A purely technical redundancy concept addresses at most one of these dimensions.

Resilience does not arise from design alone.

It arises through:

• trained processes

• tested scenarios

• clear decision-making structures

Simulation is the decisive bridge between planning and reality.
Without it, resilience remains an assumption.

Redundancy optimizes individual components.
Resilience controls the behavior of the entire system.

This difference is crucial.

Critical and military infrastructures do not function as monolithic systems but as a System of Systems:

• autonomous subsystems

• interoperably connected

• functionally coordinated

This architecture enables:

• decoupling during disruptions

• flexible adaptation

• targeted prioritization of critical loads

A system remains functional even if parts fail.

Through emergent behavior, the overall system is capable of generating abilities through the interaction of individual components that no single system possesses alone.

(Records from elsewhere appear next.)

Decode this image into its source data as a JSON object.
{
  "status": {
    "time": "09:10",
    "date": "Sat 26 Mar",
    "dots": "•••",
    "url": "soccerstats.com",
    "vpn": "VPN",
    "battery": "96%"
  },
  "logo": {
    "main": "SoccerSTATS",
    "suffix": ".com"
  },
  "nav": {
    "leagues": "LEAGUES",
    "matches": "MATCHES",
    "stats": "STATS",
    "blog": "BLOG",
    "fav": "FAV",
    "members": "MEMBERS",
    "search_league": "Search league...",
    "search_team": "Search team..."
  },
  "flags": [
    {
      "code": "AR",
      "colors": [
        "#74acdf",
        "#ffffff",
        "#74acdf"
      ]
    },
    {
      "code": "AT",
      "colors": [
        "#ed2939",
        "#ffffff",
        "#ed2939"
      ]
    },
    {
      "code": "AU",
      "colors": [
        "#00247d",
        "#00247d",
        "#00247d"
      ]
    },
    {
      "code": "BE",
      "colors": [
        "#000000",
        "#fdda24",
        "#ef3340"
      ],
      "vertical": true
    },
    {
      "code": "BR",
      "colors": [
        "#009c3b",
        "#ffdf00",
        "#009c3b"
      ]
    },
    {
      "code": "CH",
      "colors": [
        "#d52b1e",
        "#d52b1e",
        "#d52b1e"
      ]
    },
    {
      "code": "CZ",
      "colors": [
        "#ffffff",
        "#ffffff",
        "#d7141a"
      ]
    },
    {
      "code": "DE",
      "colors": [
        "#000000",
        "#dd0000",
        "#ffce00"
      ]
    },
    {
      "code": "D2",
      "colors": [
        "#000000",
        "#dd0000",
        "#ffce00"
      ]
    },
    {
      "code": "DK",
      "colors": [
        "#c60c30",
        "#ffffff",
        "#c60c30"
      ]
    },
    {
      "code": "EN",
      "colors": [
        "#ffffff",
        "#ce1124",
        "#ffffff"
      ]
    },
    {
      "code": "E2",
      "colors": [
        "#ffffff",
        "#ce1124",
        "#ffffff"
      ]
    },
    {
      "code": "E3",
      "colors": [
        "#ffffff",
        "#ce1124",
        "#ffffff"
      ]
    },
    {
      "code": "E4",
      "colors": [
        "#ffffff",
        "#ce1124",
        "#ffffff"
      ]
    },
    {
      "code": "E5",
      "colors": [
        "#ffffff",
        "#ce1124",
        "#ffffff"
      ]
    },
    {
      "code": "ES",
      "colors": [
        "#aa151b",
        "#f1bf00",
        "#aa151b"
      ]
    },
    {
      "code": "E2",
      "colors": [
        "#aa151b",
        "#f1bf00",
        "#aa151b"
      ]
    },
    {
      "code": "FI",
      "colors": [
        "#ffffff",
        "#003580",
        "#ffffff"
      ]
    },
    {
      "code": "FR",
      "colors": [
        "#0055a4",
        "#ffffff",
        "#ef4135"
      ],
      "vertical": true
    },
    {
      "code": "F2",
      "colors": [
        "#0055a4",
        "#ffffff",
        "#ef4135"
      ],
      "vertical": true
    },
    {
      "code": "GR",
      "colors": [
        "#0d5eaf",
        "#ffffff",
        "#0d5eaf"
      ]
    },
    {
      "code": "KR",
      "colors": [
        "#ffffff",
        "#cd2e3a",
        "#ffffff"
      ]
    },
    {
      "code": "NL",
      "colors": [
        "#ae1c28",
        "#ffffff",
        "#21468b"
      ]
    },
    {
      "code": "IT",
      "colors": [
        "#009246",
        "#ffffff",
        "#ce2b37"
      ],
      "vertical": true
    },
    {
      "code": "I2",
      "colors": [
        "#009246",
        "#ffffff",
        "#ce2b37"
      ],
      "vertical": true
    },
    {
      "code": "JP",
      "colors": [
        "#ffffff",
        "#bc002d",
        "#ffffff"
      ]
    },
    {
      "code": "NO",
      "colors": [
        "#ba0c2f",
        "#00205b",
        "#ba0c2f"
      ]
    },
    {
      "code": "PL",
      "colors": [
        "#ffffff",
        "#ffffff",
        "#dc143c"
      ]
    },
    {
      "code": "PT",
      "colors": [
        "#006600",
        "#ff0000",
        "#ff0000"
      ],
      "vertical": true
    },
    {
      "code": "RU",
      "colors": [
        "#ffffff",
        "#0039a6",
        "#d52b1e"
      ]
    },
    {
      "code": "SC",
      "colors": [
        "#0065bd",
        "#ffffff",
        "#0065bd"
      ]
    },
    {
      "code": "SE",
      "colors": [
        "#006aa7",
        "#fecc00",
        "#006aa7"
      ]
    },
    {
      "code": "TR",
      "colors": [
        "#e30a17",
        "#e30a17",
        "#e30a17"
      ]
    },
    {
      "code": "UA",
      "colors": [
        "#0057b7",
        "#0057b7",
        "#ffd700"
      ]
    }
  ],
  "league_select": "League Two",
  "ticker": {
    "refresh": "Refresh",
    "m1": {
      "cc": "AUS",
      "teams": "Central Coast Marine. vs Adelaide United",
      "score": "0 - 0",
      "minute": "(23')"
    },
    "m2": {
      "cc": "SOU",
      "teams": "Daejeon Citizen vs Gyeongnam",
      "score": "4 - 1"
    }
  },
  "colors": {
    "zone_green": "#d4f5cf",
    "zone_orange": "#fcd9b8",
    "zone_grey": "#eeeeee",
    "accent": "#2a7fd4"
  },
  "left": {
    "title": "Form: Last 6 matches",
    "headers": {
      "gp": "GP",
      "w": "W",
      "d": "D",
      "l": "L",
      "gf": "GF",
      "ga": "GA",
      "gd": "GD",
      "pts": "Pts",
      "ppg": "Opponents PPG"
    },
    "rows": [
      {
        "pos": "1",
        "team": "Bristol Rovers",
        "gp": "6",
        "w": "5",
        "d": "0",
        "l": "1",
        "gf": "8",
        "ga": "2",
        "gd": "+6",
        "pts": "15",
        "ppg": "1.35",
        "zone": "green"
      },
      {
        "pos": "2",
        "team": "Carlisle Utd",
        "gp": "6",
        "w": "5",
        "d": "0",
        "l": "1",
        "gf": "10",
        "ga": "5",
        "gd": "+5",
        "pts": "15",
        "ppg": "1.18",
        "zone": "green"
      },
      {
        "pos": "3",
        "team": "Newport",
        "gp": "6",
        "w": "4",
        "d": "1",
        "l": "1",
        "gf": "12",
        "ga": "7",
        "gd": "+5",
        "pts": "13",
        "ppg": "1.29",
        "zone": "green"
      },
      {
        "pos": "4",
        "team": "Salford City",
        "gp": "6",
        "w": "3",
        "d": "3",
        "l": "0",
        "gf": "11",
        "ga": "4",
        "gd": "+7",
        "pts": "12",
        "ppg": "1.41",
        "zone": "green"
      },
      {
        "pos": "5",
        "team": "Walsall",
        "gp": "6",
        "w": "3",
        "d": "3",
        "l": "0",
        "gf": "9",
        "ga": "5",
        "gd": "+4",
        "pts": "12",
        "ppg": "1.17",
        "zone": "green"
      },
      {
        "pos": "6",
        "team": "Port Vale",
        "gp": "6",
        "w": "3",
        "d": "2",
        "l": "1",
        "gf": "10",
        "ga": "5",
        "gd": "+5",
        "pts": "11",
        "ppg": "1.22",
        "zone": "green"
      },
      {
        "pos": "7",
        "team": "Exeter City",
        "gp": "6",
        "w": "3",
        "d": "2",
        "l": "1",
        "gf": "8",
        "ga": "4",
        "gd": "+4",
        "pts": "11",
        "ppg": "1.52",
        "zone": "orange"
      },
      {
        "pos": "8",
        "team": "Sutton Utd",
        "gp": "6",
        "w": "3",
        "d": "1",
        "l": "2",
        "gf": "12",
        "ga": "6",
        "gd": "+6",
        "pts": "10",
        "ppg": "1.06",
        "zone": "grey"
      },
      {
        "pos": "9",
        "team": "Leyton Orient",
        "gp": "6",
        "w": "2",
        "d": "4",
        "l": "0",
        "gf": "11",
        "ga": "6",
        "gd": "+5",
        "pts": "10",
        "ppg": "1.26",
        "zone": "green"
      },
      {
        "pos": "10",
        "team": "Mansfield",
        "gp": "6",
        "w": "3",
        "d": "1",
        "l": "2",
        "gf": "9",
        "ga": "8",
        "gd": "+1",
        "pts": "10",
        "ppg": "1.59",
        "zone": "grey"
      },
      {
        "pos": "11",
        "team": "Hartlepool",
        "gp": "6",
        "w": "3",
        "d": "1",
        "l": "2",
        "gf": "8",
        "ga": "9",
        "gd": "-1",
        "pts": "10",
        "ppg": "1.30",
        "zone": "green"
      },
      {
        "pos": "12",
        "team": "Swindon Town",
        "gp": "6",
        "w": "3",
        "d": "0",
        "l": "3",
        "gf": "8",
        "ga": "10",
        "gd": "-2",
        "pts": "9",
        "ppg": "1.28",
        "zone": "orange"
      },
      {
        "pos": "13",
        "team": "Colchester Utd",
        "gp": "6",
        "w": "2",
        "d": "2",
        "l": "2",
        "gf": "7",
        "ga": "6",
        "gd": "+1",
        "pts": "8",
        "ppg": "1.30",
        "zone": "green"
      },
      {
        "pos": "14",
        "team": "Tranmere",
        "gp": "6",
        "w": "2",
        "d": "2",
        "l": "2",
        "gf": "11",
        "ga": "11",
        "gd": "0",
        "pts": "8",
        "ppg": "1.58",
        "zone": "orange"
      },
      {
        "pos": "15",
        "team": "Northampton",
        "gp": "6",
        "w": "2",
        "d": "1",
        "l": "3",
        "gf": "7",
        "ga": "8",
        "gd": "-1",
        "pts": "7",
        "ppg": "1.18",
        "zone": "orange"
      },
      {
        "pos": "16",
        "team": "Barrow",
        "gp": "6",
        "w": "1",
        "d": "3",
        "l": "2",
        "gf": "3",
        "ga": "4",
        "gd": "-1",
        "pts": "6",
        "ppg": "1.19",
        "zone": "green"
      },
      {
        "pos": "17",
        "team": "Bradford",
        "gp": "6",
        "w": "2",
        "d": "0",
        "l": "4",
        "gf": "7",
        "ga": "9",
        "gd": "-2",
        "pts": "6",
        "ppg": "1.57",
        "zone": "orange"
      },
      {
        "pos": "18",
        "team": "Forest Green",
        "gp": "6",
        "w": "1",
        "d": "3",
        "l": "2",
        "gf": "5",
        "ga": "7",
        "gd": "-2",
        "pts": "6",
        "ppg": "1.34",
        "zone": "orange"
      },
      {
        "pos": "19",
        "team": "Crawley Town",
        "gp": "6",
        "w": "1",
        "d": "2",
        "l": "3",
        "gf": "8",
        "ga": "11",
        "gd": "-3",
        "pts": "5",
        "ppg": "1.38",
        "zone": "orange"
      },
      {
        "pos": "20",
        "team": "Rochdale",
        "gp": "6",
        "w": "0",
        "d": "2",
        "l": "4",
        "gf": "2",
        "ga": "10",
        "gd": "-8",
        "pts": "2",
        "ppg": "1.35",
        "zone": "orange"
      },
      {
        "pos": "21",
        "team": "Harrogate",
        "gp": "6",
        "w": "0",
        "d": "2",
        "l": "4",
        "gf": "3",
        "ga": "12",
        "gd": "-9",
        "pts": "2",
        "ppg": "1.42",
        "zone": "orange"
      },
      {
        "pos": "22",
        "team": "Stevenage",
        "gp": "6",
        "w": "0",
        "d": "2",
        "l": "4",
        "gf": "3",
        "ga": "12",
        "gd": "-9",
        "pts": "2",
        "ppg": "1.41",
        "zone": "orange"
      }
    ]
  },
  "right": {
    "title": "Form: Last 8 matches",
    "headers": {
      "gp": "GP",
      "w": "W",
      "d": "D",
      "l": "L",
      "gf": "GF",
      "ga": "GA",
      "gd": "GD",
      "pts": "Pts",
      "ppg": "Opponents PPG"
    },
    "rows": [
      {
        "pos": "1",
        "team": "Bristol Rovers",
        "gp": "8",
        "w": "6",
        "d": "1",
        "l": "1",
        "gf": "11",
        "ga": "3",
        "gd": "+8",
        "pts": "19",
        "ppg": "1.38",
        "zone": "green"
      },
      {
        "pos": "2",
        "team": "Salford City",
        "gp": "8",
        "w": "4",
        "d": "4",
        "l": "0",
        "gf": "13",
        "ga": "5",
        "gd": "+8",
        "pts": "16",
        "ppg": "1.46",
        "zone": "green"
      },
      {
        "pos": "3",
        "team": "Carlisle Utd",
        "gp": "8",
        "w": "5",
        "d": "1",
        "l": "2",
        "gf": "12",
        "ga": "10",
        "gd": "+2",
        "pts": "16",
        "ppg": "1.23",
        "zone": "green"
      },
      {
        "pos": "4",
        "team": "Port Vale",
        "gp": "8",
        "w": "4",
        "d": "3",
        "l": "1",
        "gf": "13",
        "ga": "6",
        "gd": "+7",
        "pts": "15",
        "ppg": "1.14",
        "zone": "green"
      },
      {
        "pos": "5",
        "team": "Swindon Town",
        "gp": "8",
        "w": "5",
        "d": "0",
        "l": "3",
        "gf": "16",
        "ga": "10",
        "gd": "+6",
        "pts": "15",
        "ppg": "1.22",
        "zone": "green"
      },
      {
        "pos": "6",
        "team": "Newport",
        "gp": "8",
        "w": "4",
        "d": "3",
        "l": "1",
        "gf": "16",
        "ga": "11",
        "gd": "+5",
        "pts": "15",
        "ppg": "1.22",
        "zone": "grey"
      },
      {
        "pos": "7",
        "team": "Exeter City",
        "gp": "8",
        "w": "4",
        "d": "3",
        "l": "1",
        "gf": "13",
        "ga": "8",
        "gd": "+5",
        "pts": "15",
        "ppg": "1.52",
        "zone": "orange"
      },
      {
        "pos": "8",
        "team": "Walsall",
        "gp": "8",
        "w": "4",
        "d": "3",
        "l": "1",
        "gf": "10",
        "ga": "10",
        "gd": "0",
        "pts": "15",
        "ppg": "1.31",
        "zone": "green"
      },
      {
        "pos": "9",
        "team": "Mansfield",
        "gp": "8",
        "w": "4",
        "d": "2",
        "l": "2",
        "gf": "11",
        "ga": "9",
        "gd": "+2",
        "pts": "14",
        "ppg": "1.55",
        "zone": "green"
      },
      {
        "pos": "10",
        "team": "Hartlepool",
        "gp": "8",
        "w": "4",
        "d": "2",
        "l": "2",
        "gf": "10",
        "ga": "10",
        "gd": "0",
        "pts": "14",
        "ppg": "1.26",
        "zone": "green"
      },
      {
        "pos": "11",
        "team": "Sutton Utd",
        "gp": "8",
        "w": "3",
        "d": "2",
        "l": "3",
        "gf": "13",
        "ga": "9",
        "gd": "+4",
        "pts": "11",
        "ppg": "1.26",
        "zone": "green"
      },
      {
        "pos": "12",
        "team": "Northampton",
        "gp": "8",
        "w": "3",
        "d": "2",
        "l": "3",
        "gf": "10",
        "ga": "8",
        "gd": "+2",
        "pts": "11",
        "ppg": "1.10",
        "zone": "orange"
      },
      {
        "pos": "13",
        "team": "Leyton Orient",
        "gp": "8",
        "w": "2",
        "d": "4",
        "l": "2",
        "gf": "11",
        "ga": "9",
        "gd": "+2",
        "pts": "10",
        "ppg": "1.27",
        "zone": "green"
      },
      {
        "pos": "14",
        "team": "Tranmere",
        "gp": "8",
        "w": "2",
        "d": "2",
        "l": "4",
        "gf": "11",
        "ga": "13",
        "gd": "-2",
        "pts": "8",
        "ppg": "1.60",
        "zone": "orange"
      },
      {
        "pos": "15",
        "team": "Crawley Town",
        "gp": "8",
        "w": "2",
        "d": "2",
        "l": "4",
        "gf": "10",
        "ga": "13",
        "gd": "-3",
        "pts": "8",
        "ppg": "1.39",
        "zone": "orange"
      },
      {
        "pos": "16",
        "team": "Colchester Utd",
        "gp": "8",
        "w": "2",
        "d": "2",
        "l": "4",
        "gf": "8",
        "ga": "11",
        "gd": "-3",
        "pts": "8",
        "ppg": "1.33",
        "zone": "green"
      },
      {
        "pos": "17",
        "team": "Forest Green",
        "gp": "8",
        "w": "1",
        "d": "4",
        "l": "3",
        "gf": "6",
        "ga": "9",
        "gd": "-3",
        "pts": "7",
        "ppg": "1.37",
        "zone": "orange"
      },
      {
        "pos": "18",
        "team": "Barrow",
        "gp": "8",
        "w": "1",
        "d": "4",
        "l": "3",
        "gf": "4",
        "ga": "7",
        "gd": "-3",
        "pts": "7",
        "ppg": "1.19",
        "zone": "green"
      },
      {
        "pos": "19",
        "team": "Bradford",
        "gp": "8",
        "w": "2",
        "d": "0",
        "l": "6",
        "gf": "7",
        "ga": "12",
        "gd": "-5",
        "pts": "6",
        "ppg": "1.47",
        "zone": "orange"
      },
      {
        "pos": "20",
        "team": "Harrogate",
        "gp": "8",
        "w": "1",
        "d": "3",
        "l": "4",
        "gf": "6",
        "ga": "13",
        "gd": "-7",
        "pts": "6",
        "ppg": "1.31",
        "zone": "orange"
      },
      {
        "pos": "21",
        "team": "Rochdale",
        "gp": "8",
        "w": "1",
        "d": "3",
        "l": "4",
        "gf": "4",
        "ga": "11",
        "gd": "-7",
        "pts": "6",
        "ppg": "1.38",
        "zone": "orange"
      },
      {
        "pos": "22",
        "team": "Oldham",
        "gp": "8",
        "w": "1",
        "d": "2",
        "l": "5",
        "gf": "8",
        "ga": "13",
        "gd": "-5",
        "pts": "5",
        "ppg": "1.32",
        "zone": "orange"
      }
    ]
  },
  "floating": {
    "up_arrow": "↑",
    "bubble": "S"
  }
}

When systems are optimized in isolation:

• dependencies arise

• interface standards are missing

• complexity grows uncontrollably

The overall system thus becomes more vulnerable—despite local optimization.

Redundancy is tangible:
It is measurable.
It is procurable.
It is technically explainable.

Resilience is the opposite:
It is systemic.
It is dynamic.
It is not fully plannable.

That is why redundancy is often used as a substitute for resilience. Too often, the term 'resilience' is equated with redundancy, meaning the mere provision of backup systems.
Not out of ignorance, but due to structural logic:
Organizations optimize what they can directly control.

The transition does not begin with new technology but with a different perspective:

1. 1.

   Diversification Instead of Duplication
   Different technologies instead of identical systems

2. 2.

   Prioritization Instead of Equal Distribution
   Critical loads must be defined and secured

3. 3.

   Interoperability Instead of Silo Solutions
   Systems must work together

4. 4.

   Simulation Instead of Assumptions
   Scenarios must be tested

5. 5.

   Organization as Part of the System
   Processes and decisions are an integral part

Resilience is created step by step.

1. 1.

   Establish System Transparency
   Capture all components, dependencies, and critical loads

2. 2.

   Simulate Scenarios
   Blackout, cyberattack, supply failure → visibility of vulnerabilities

3. 3.

   Adapt Architecture
   Modular systems, diversification, island operation capability

4. 4.

   Integrate Organization
   Emergency plans, decision-making structures, exercises

5. 5.

   Continuous Adaptation
   Monitoring, testing, and further development

This logic corresponds to the transition from static security to adaptive resilience and thus to operational capability in any situation.